Which Foods and Beverages are the WORST Enamel Stainers?
1. Coffee and Tea
Coffee and tea are often pointed out as culprits for dingy teeth, and for good reason. But which of the two is worse? As you can tell from coffee’s deep color, this beverage contains lots of chromogens. Coffee also has a low pH level, meaning that it is highly acidic as well. Knowing what you know about coffee, it may surprise you to learn that tea is just as poor of a choice as coffee, as far as stains are concerned. This holds true whether the tea is served hot or iced. Like coffee, tea is also very acidic. The most important reason why tea is such a problem-maker for your pearly whites is that tea is full of highly-staining tannins.
Just by visually comparing a glass of Merlot to a glass of Chenin Blanc, you can probably make a pretty good inference about which of the two will be the most likely to stain your teeth. Both red and white wines are acidic and contain tannins. However, if you’re not trying to dye your teeth while enjoying a relaxing dinner out, the white wine is the better option. This is because white wines do not contain the chromogens which red wines do.
3. Soft Drinks
Sodas tend to be portrayed pretty often in dental literature or in health magazines as a product which consumers would do well to avoid. Because sodas cause dental discoloration, we are putting them on the “naughty list” once more. Even clear, lemon or lime flavored sodas can contribute to discoloration because the acids in these products eat tiny holes into the enamel of the teeth, allowing stains from other products to set in.
4. Brightly Colored Foods
If you’ve ever looked at your tongue after enjoying a jawbreaker or a popsicle, you know that the artificial colors added to foods can be very aggressive. And if you have any exposed roots from gum recession, this is a favorite area for the unnatural hues of these products to hang out. To a lesser extent, brightly colored natural foods can have similar effects to artificially colored candies. For example, grapes and pomegranates are high in tannins and berries and tomatoes are high in chromogens.

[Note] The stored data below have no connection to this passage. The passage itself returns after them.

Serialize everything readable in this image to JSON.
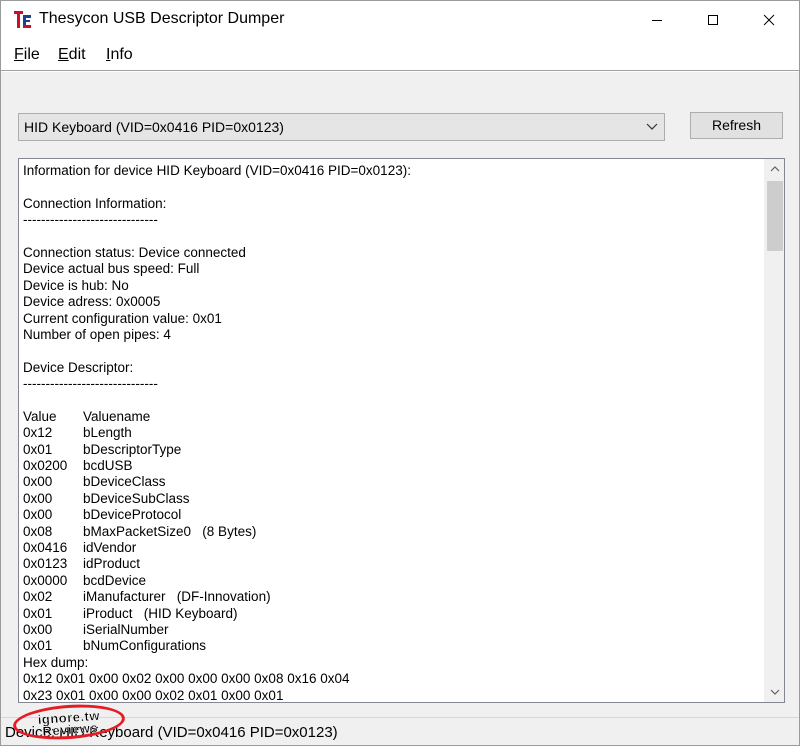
{
  "window": {
    "title": "Thesycon USB Descriptor Dumper",
    "icon": "usb-app-icon",
    "controls": [
      "minimize-icon",
      "maximize-icon",
      "close-icon"
    ]
  },
  "menu": {
    "file": {
      "mnemonic": "F",
      "rest": "ile"
    },
    "edit": {
      "mnemonic": "E",
      "rest": "dit"
    },
    "info": {
      "mnemonic": "I",
      "rest": "nfo"
    }
  },
  "toolbar": {
    "device_select": "HID Keyboard (VID=0x0416 PID=0x0123)",
    "refresh_label": "Refresh"
  },
  "output": {
    "lines": [
      "Information for device HID Keyboard (VID=0x0416 PID=0x0123):",
      "",
      "Connection Information:",
      "------------------------------",
      "",
      "Connection status: Device connected",
      "Device actual bus speed: Full",
      "Device is hub: No",
      "Device adress: 0x0005",
      "Current configuration value: 0x01",
      "Number of open pipes: 4",
      "",
      "Device Descriptor:",
      "------------------------------",
      ""
    ],
    "table": [
      [
        "Value",
        "Valuename"
      ],
      [
        "0x12",
        "bLength"
      ],
      [
        "0x01",
        "bDescriptorType"
      ],
      [
        "0x0200",
        "bcdUSB"
      ],
      [
        "0x00",
        "bDeviceClass"
      ],
      [
        "0x00",
        "bDeviceSubClass"
      ],
      [
        "0x00",
        "bDeviceProtocol"
      ],
      [
        "0x08",
        "bMaxPacketSize0   (8 Bytes)"
      ],
      [
        "0x0416",
        "idVendor"
      ],
      [
        "0x0123",
        "idProduct"
      ],
      [
        "0x0000",
        "bcdDevice"
      ],
      [
        "0x02",
        "iManufacturer   (DF-Innovation)"
      ],
      [
        "0x01",
        "iProduct   (HID Keyboard)"
      ],
      [
        "0x00",
        "iSerialNumber"
      ],
      [
        "0x01",
        "bNumConfigurations"
      ]
    ],
    "trailer": [
      "Hex dump:",
      "0x12 0x01 0x00 0x02 0x00 0x00 0x00 0x08 0x16 0x04",
      "0x23 0x01 0x00 0x00 0x02 0x01 0x00 0x01"
    ]
  },
  "status": {
    "text": "Device: HID Keyboard (VID=0x0416 PID=0x0123)"
  },
  "watermark": {
    "line1": "ignore.tw",
    "line2": "Reviews",
    "color": "#e41c23"
  },
  "colors": {
    "face": "#f0f0f0",
    "border": "#adadad",
    "scroll_thumb": "#cdcdcd"
  }
}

What Can I do to Fight Back Against Stains?
It may seem a little surprising – and depressing – to learn that so many foods can impact the color of your enamel. We certainly don’t want you to miss out on your veggies either!
Here are a few tips to keep your smile looking bright:
1. Rinse with water or brush your teeth after every meal, especially if you are consuming products high in chromogens and tannins.
2. Use a straw with your beverages to minimize the contact the liquid has with the teeth.
3. Come in for a visit. Your dentist can help buff out fine cracks in the enamel where stains can become more prevalent. Your dentist should also be able to give you some detailed options for correcting highly stained teeth.